Con Deliberazione del 22 gennaio u.s. l’Autorità di Vigilanza dei contratti Pubblici, considerate le difficoltà segnalate dalle stazioni appaltanti in merito all’utilizzo del nuovo sistena AVCPASS, in vigore dal primo gennaio scorso, ha disposto la proroga di 6 mesi del regime transitorio relativo all’obbligatorietà della pec personale per tutti i soggetti coinvolti in tale procedimento, come  previsto dall’art.9, comma a, della Deliberazione 111 del 20/12/2012 e succ.modificazioni. Si ricorda che, dal primo gennaio, per gli affidamenti nei settori ordinari di importo superiore o uguale a  € 40.000, le stazioni appaltanti dovranno eseguire le verifiche dei requisiti  esclusivamente sulla Banca dati nazionale dei contratti pubblici attraverso il sistema AVCPASS. Per l’utilizzo del sistema da parte delle stazioni appaltanti è necessario che ciascun partecipante presenti in fase di  gara un nuovo documento detto PASS dell’Operatore Economico (PassOE). Per la generazione di tale documento è necessario che ciascun operatore economico partecipante, assoggettabile alla verifica dei requisiti di carattere generale, tecnico-organizzativo ed economico-finanziario, ai sensi del Codice dei contratti, abbia un proprio amministratore iscritto ed abilitato ad operare sul sistema AVCPASS OE dell’Autorità con profilo di “Amministratore dell’operatore economico”.

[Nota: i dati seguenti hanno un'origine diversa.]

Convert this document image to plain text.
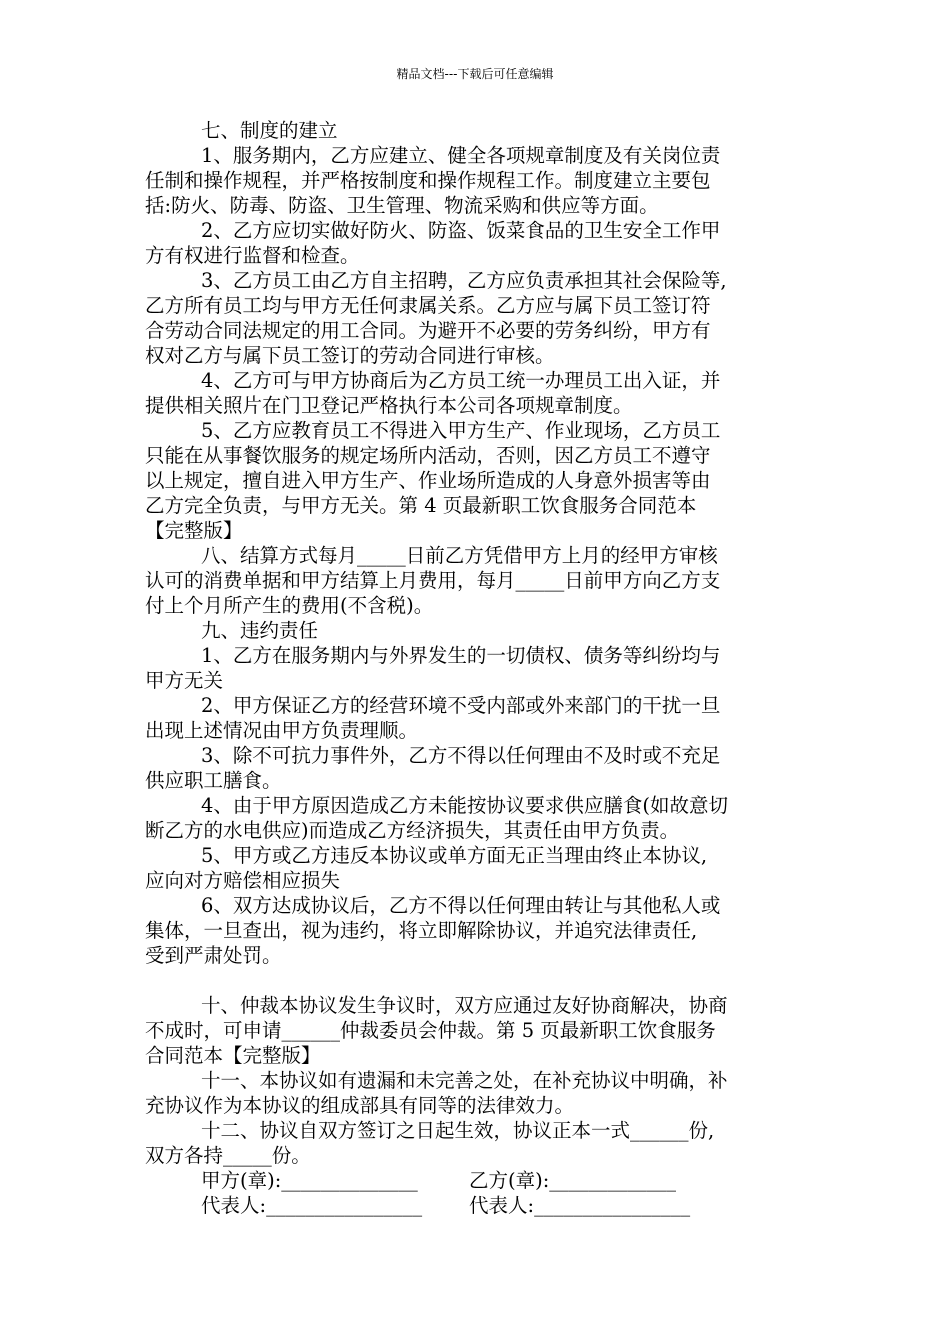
精品文档---下载后可任意编辑
七、制度的建立
1、服务期内，乙方应建立、健全各项规章制度及有关岗位责
任制和操作规程，并严格按制度和操作规程工作。制度建立主要包
括:防火、防毒、防盗、卫生管理、物流采购和供应等方面。
2、乙方应切实做好防火、防盗、饭菜食品的卫生安全工作甲
方有权进行监督和检查。
3、乙方员工由乙方自主招聘，乙方应负责承担其社会保险等,
乙方所有员工均与甲方无任何隶属关系。乙方应与属下员工签订符
合劳动合同法规定的用工合同。为避开不必要的劳务纠纷，甲方有
权对乙方与属下员工签订的劳动合同进行审核。
4、乙方可与甲方协商后为乙方员工统一办理员工出入证，并
提供相关照片在门卫登记严格执行本公司各项规章制度。
5、乙方应教育员工不得进入甲方生产、作业现场，乙方员工
只能在从事餐饮服务的规定场所内活动，否则，因乙方员工不遵守
以上规定，擅自进入甲方生产、作业场所造成的人身意外损害等由
乙方完全负责，与甲方无关。第 4 页最新职工饮食服务合同范本
【完整版】
八、结算方式每月_____日前乙方凭借甲方上月的经甲方审核
认可的消费单据和甲方结算上月费用，每月_____日前甲方向乙方支
付上个月所产生的费用(不含税)。
九、违约责任
1、乙方在服务期内与外界发生的一切债权、债务等纠纷均与
甲方无关
2、甲方保证乙方的经营环境不受内部或外来部门的干扰一旦
出现上述情况由甲方负责理顺。
3、除不可抗力事件外，乙方不得以任何理由不及时或不充足
供应职工膳食。
4、由于甲方原因造成乙方未能按协议要求供应膳食(如故意切
断乙方的水电供应)而造成乙方经济损失，其责任由甲方负责。
5、甲方或乙方违反本协议或单方面无正当理由终止本协议,
应向对方赔偿相应损失
6、双方达成协议后，乙方不得以任何理由转让与其他私人或
集体，一旦查出，视为违约，将立即解除协议，并追究法律责任,
受到严肃处罚。
十、仲裁本协议发生争议时，双方应通过友好协商解决，协商
不成时，可申请______仲裁委员会仲裁。第 5 页最新职工饮食服务
合同范本【完整版】
十一、本协议如有遗漏和未完善之处，在补充协议中明确，补
充协议作为本协议的组成部具有同等的法律效力。
十二、协议自双方签订之日起生效，协议正本一式______份,
双方各持_____份。
甲方(章):______________	乙方(章):_____________
代表人:________________ 代表人:________________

Di norma, l’abilitazione avviene nell’arco di 48 ore dalla richiesta; tuttavia tale tempistica non è garantita nel caso di soggetti non autorizzabili in via automatica.
Tale adempimento, in capo agli operatori economici, è indispensabile per consentire alla stazione appaltante di eseguire le verifiche dei requisiti con le modalità di cui all’art. 6 bis del Codice dei contratti, onde evitare possibili esclusioni dalle procedure di gara.